I've tried saying (require (file (+ dir "json.ss"))), but it seems the inside of the require form isn't lisp but some toy, bizarro universe.
This whole experience is bringing home just how much I hate the mzscheme module system. Lisp is all flowing lines; require is a brick. Just one way to use it; once you release it all it can do is sink.
We have a number of "things" in the language: function names, a literal false value, user-defined symbols... the question is, does it make sense to use one representation for these, or to create several disjoint types?
Part of the power of Lisp is the ease of treating programs as data, to create, generate, and manipulate code with code, making Lisp as they say a "programmable programming language".
Representing all the tokens of the language as symbols simplifies manipulating code since we don't need separately recognize symbols vs. booleans.
Someone who feels that well defined, disjoint types are important to correctly reasoning about programs might prefer to have separate symbol and boolean types. But I would ask, "how does this help me actually write shorter programs?"
I don't have a problem with nil being a symbol, but speaking of writing shorter programs, I can't think of a single time I've actually needed to coerce nil/null to a string in any language except when printing it out for debugging purposes, and even then, in Arc:
(is "nil" (tostring pr.nil)) ; because 'nil is sent to MzScheme's 'display
So when...
(is "" string.nil) ; because 'coerce special-cases 'nil to do this
...I'm taken by surprise, and I'm not sure where this discrepancy would pay off in brevity.

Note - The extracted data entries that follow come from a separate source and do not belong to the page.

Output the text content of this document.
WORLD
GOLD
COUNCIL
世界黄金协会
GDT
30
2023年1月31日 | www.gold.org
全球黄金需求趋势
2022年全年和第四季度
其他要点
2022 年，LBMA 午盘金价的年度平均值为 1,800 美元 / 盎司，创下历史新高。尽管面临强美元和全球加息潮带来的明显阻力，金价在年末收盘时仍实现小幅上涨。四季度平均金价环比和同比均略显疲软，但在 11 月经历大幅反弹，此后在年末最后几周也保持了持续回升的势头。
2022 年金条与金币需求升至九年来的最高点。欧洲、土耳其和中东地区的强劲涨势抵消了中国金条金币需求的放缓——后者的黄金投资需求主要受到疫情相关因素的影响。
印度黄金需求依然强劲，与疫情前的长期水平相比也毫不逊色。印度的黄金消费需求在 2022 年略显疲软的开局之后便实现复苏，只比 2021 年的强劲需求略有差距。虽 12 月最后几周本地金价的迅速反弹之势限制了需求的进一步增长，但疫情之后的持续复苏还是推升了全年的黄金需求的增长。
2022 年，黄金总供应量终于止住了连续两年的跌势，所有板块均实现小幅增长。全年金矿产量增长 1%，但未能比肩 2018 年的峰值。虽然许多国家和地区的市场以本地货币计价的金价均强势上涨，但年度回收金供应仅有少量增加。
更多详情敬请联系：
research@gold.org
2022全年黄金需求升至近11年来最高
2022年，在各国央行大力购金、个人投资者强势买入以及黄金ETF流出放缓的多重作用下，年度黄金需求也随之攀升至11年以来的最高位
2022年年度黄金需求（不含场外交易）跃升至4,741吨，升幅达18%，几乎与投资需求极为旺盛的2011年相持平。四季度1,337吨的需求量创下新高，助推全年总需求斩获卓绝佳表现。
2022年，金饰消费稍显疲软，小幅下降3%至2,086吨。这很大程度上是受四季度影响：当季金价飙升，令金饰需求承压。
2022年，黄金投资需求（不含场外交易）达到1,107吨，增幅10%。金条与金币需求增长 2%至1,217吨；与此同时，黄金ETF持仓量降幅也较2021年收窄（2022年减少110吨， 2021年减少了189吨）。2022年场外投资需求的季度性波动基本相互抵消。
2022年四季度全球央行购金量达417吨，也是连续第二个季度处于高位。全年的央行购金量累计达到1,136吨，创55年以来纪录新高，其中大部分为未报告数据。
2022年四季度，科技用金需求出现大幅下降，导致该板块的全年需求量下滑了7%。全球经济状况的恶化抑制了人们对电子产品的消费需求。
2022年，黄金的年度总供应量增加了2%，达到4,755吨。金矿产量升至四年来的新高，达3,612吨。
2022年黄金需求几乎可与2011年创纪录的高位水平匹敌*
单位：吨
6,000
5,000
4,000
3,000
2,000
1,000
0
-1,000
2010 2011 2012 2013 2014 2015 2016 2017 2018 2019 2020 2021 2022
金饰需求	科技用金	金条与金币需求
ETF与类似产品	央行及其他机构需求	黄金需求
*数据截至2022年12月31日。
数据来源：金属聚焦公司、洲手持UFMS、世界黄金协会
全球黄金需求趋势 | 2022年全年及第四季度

I suppose string-returning procedures that need to be convenient in boolean contexts can return nil instead of "" and expect anyone who calls them to wrap them up as string:foo in string contexts... but even so, I can't think of any practical examples of when doing that would be shorter than having the procedures return only strings and wrapping them up as ~empty:foo in boolean contexts.
Is there some brilliant use of (is "" string.nil) I'm not thinking of?
This just gave me an idea... x!first translates into (x 'first), which for a list in arc3 expects an integer so that it can return the item in the list at that position. But this means that non-number arguments to calling a list is available: currently we get an error that the argument is not an integer. So if the argument isn't a number, calling a list could do an association list lookup instead. Thus:
arc> x!first
"First Name"
but
arc> x!0
(first "First Name")
as Arc does now.
The difference with your syntax is that with your syntax we could use integers as association list keys.
I'm interesting in this topic because in many places in my code where I'm using tables, I'm using tables for the convenience of the x!first syntax, not because I have a large number of keys and values that I'd need the efficiency of a hash table for.